FedWatch: Tapering continues on pace
Fed policymakers, as expected, voted today to pare another $10 billion off monthly asset purchases, lowering to $65 billion the amount of stimulus the Federal Reserve is pumping into the economy every month via quantitative easing (QE).
In making the move, members of the policy-setting Federal Open Market Committee (FOMC) cited a pick-up in economic activity and a labor market that was “mixed’’ but continuing to improve. The “mixed’’ adjective is likely reference to December’s disappointing but weather-distorted nonfarm payrolls gain. The post-meeting statement made no mention of risks to the economic outlook arising from weakening currencies and financial market losses among several emerging-market countries that have spawned a broad equity sell-off and Treasury rally in recent weeks.
As a whole, the FOMC indicated the Fed will continue with its modest wind-down of QE, which is on pace to end by fall 2014. As they did at their last meeting, policymakers left the door open to modifying the monthly reductions in longer-term Treasury and agency mortgage-backed securities purchases depending on economic and financial market conditions.
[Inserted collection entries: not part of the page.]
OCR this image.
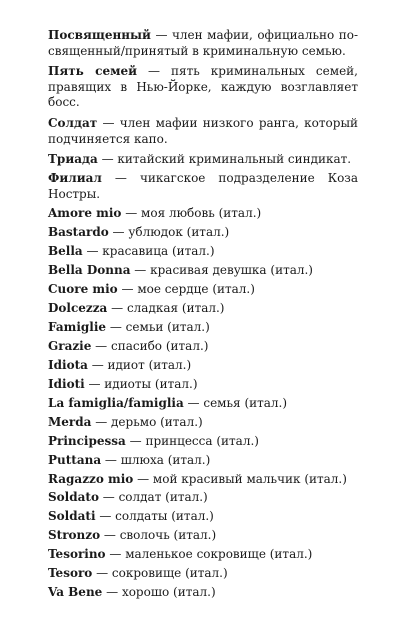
Посвященный — член мафии, официально посвященный/принятый в криминальную семью.

Пять семей — пять криминальных семей, правящих в Нью-Йорке, каждую возглавляет босс.

Солдат — член мафии низкого ранга, который подчиняется капо.

Триада — китайский криминальный синдикат.

Филиал — чикагское подразделение Коза Ностры.

Amore mio — моя любовь (итал.)

Bastardo — ублюдок (итал.)

Bella — красавица (итал.)

Bella Donna — красивая девушка (итал.)

Cuore mio — мое сердце (итал.)

Dolcezza — сладкая (итал.)

Famiglie — семьи (итал.)

Grazie — спасибо (итал.)

Idiota — идиот (итал.)

Idioti — идиоты (итал.)

La famiglia/famiglia — семья (итал.)

Merda — дерьмо (итал.)

Principessa — принцесса (итал.)

Puttana — шлюха (итал.)

Ragazzo mio — мой красивый мальчик (итал.)

Soldato — солдат (итал.)

Soldati — солдаты (итал.)

Stronzo — сволочь (итал.)

Tesorino — маленькое сокровище (итал.)

Tesoro — сокровище (итал.)

Va Bene — хорошо (итал.)
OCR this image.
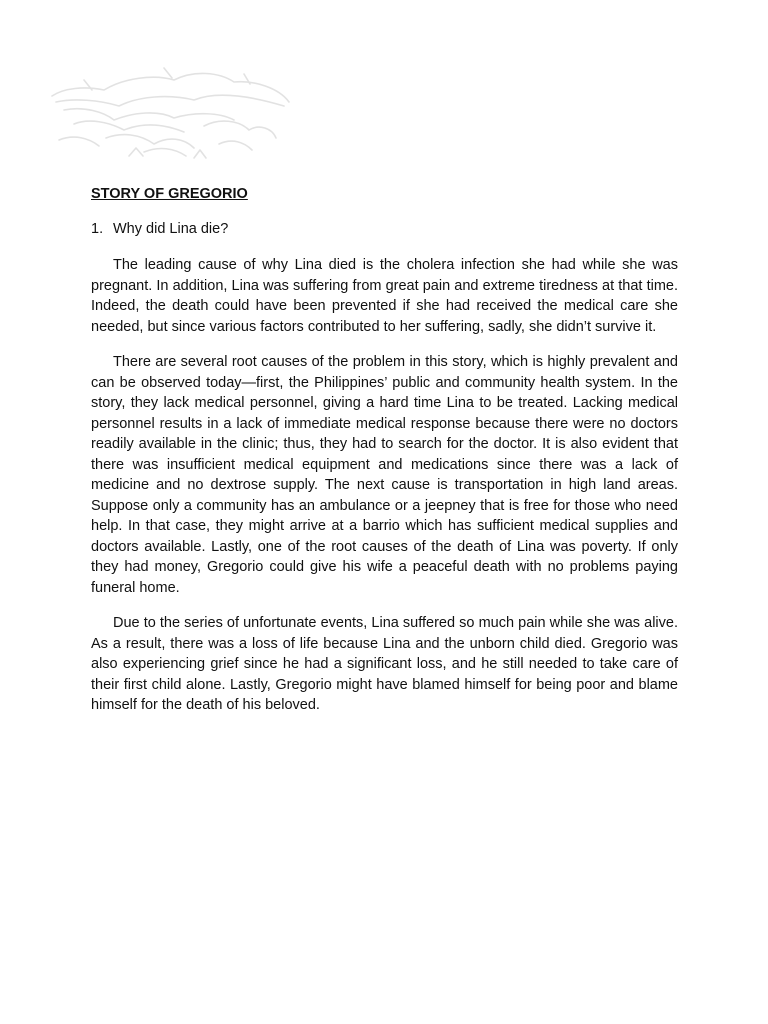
STORY OF GREGORIO
1. Why did Lina die?

The leading cause of why Lina died is the cholera infection she had while she was pregnant. In addition, Lina was suffering from great pain and extreme tiredness at that time. Indeed, the death could have been prevented if she had received the medical care she needed, but since various factors contributed to her suffering, sadly, she didn’t survive it.

There are several root causes of the problem in this story, which is highly prevalent and can be observed today—first, the Philippines’ public and community health system. In the story, they lack medical personnel, giving a hard time Lina to be treated. Lacking medical personnel results in a lack of immediate medical response because there were no doctors readily available in the clinic; thus, they had to search for the doctor. It is also evident that there was insufficient medical equipment and medications since there was a lack of medicine and no dextrose supply. The next cause is transportation in high land areas. Suppose only a community has an ambulance or a jeepney that is free for those who need help. In that case, they might arrive at a barrio which has sufficient medical supplies and doctors available. Lastly, one of the root causes of the death of Lina was poverty. If only they had money, Gregorio could give his wife a peaceful death with no problems paying funeral home.

Due to the series of unfortunate events, Lina suffered so much pain while she was alive. As a result, there was a loss of life because Lina and the unborn child died. Gregorio was also experiencing grief since he had a significant loss, and he still needed to take care of their first child alone. Lastly, Gregorio might have blamed himself for being poor and blame himself for the death of his beloved.
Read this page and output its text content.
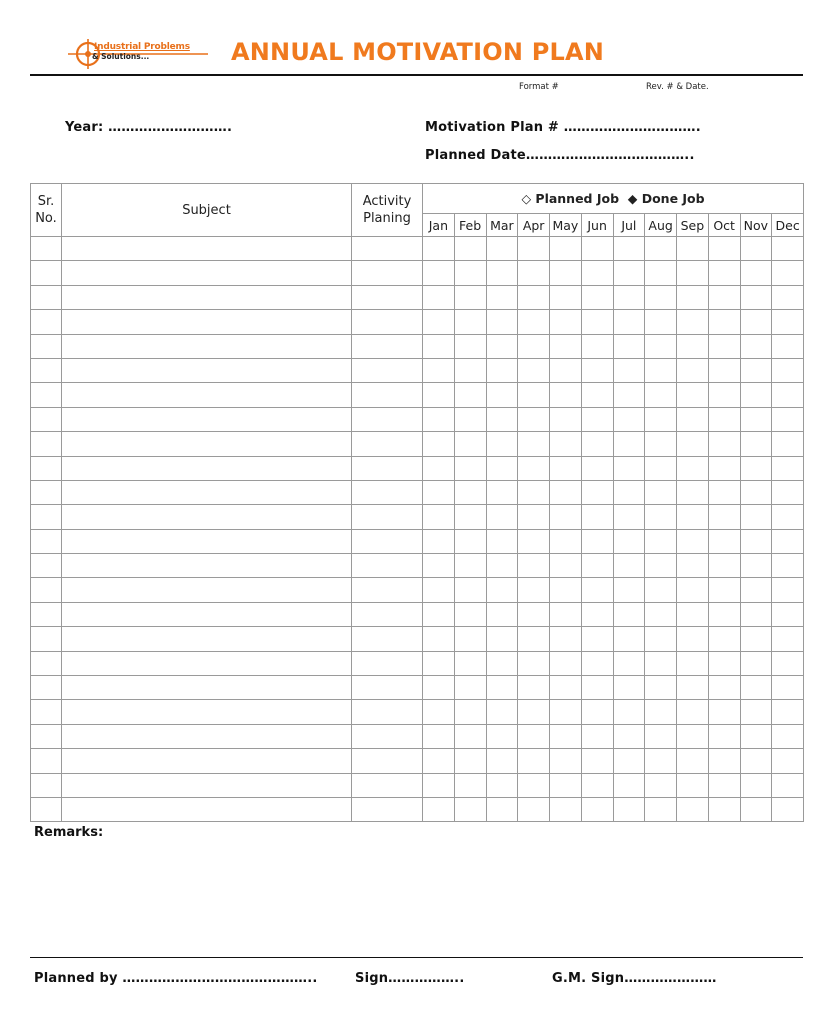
Industrial Problems
& Solutions...	ANNUAL MOTIVATION PLAN
Format #	Rev. # & Date.
Year: ……………………….	Motivation Plan # ………………………….
Planned Date………………………………..
Sr. No.	Subject	Activity Planing	◇ Planned Job  ◆ Done Job											
			Jan	Feb	Mar	Apr	May	Jun	Jul	Aug	Sep	Oct	Nov	Dec

Remarks:
Planned by ……………………………………..	Sign……………..	G.M. Sign…………………
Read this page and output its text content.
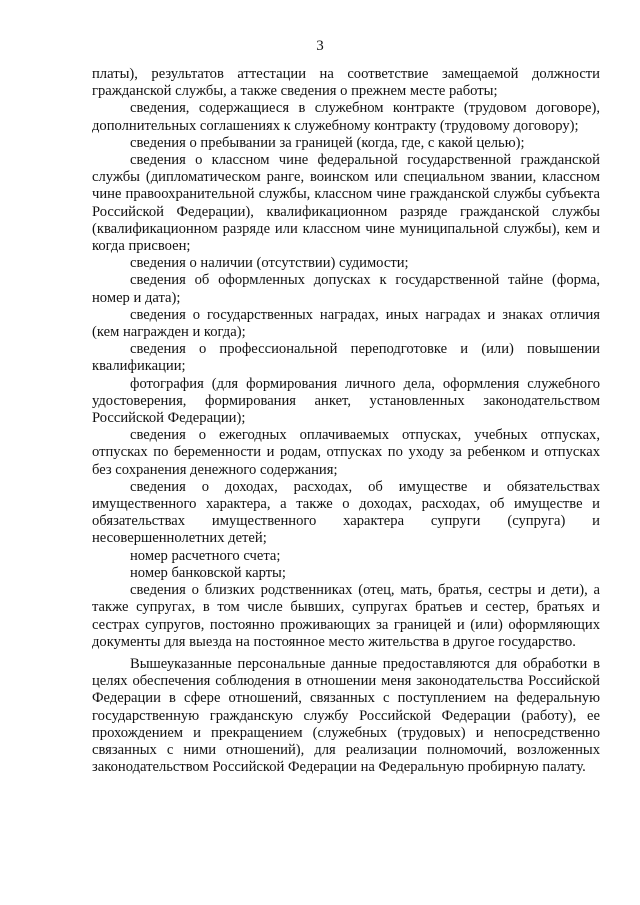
3

платы), результатов аттестации на соответствие замещаемой должности гражданской службы, а также сведения о прежнем месте работы;

сведения, содержащиеся в служебном контракте (трудовом договоре), дополнительных соглашениях к служебному контракту (трудовому договору);

сведения о пребывании за границей (когда, где, с какой целью);

сведения о классном чине федеральной государственной гражданской службы (дипломатическом ранге, воинском или специальном звании, классном чине правоохранительной службы, классном чине гражданской службы субъекта Российской Федерации), квалификационном разряде гражданской службы (квалификационном разряде или классном чине муниципальной службы), кем и когда присвоен;

сведения о наличии (отсутствии) судимости;

сведения об оформленных допусках к государственной тайне (форма, номер и дата);

сведения о государственных наградах, иных наградах и знаках отличия (кем награжден и когда);

сведения о профессиональной переподготовке и (или) повышении квалификации;

фотография (для формирования личного дела, оформления служебного удостоверения, формирования анкет, установленных законодательством Российской Федерации);

сведения о ежегодных оплачиваемых отпусках, учебных отпусках, отпусках по беременности и родам, отпусках по уходу за ребенком и отпусках без сохранения денежного содержания;

сведения о доходах, расходах, об имуществе и обязательствах имущественного характера, а также о доходах, расходах, об имуществе и обязательствах имущественного характера супруги (супруга) и несовершеннолетних детей;

номер расчетного счета;

номер банковской карты;

сведения о близких родственниках (отец, мать, братья, сестры и дети), а также супругах, в том числе бывших, супругах братьев и сестер, братьях и сестрах супругов, постоянно проживающих за границей и (или) оформляющих документы для выезда на постоянное место жительства в другое государство.

Вышеуказанные персональные данные предоставляются для обработки в целях обеспечения соблюдения в отношении меня законодательства Российской Федерации в сфере отношений, связанных с поступлением на федеральную государственную гражданскую службу Российской Федерации (работу), ее прохождением и прекращением (служебных (трудовых) и непосредственно связанных с ними отношений), для реализации полномочий, возложенных законодательством Российской Федерации на Федеральную пробирную палату.
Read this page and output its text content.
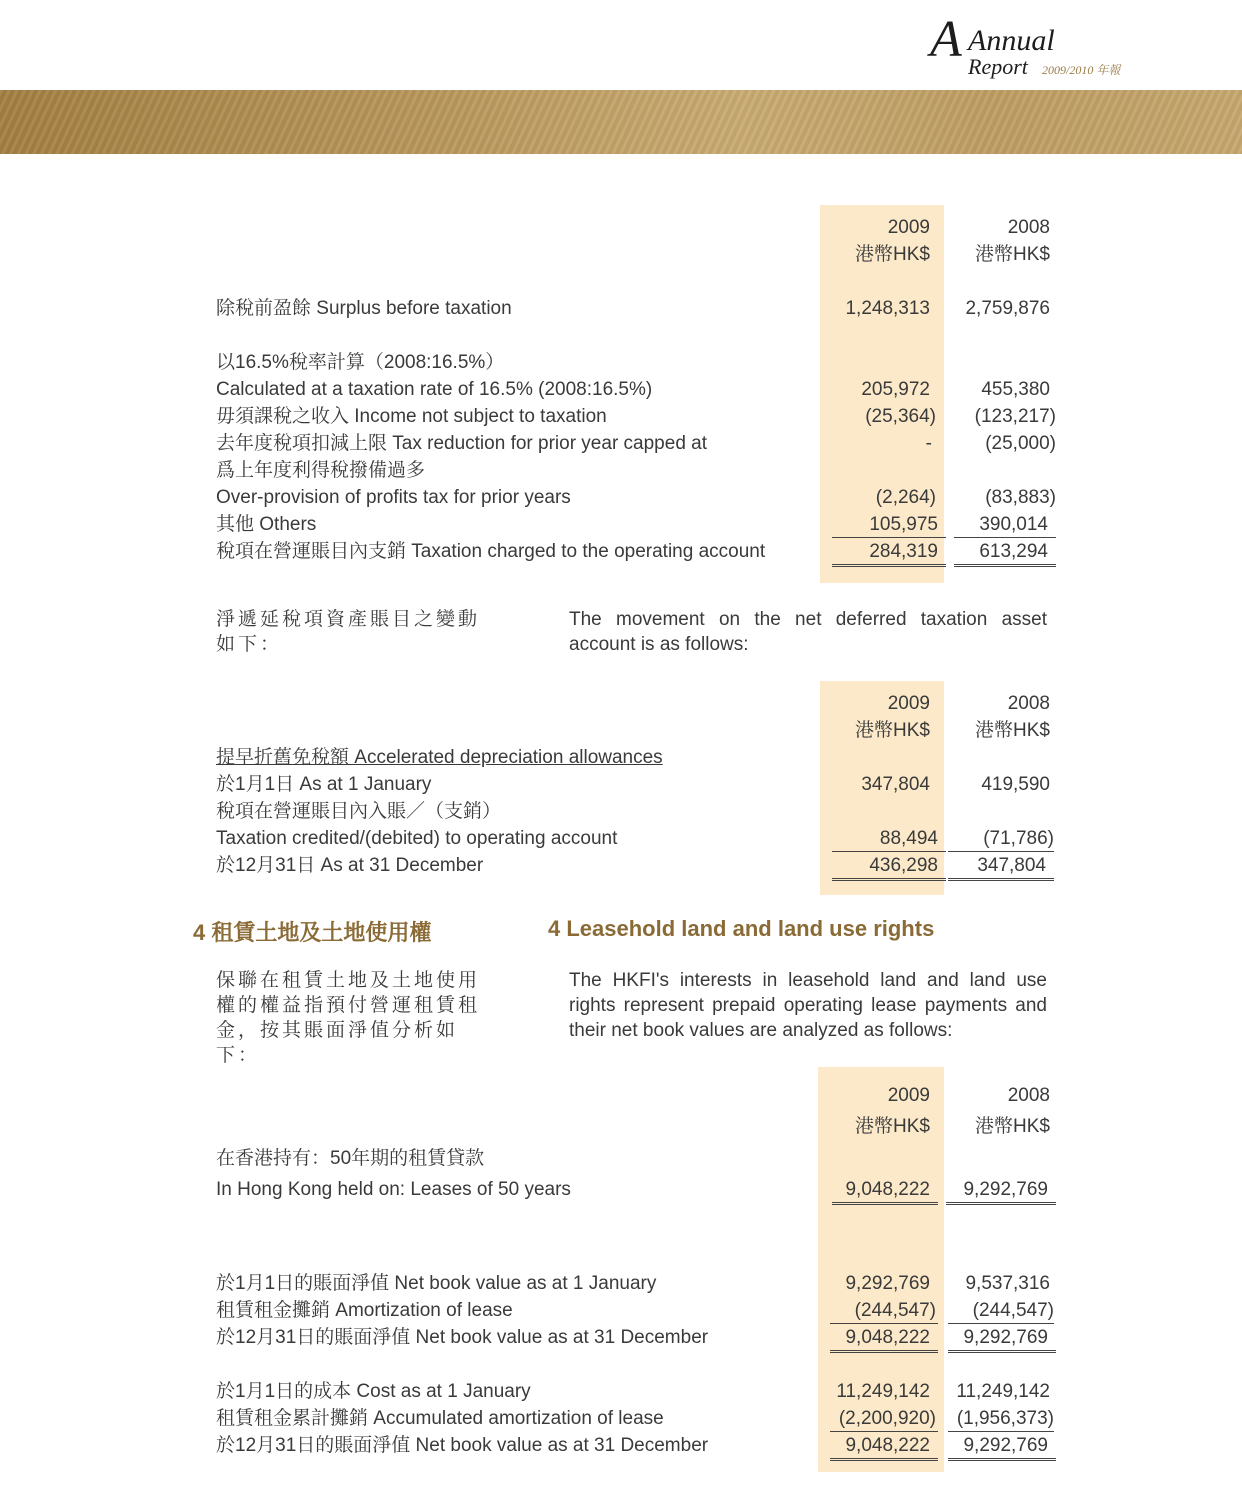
A Annual
Report 2009/2010 年報
2009	2008
港幣HK$	港幣HK$
除稅前盈餘 Surplus before taxation	1,248,313	2,759,876
以16.5%稅率計算（2008:16.5%）
Calculated at a taxation rate of 16.5% (2008:16.5%)	205,972	455,380
毋須課稅之收入 Income not subject to taxation	(25,364)	(123,217)
去年度稅項扣減上限 Tax reduction for prior year capped at	-	(25,000)
爲上年度利得稅撥備過多
Over-provision of profits tax for prior years	(2,264)	(83,883)
其他 Others	105,975	390,014
稅項在營運賬目內支銷 Taxation charged to the operating account	284,319	613,294
淨遞延稅項資產賬目之變動如下：
The movement on the net deferred taxation asset account is as follows:
2009	2008
港幣HK$	港幣HK$
提早折舊免稅額 Accelerated depreciation allowances
於1月1日 As at 1 January	347,804	419,590
稅項在營運賬目內入賬／（支銷）
Taxation credited/(debited) to operating account	88,494	(71,786)
於12月31日 As at 31 December	436,298	347,804
4 租賃土地及土地使用權	4 Leasehold land and land use rights
保聯在租賃土地及土地使用權的權益指預付營運租賃租金，按其賬面淨值分析如下：
The HKFI's interests in leasehold land and land use rights represent prepaid operating lease payments and their net book values are analyzed as follows:
2009	2008
港幣HK$	港幣HK$
在香港持有：50年期的租賃貸款
In Hong Kong held on: Leases of 50 years	9,048,222	9,292,769
於1月1日的賬面淨值 Net book value as at 1 January	9,292,769	9,537,316
租賃租金攤銷 Amortization of lease	(244,547)	(244,547)
於12月31日的賬面淨值 Net book value as at 31 December	9,048,222	9,292,769
於1月1日的成本 Cost as at 1 January	11,249,142	11,249,142
租賃租金累計攤銷 Accumulated amortization of lease	(2,200,920)	(1,956,373)
於12月31日的賬面淨值 Net book value as at 31 December	9,048,222	9,292,769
The forward guidance regarding the target federal funds rate remained unchanged, with the FOMC stating it will hold the benchmark funds rate at effectively zero “well past the time” that the unemployment rate falls below the 6.5% threshold as long as inflation continues to run below its 2% longer-run goal.
Lastly, for the first time since June 2011, the policy vote was unanimous—which may reflect some sentiment to support outgoing Chairman Bernanke at his last FOMC meeting or, more likely, broad comfort that tapering of QE remains justified by U.S. economic performance.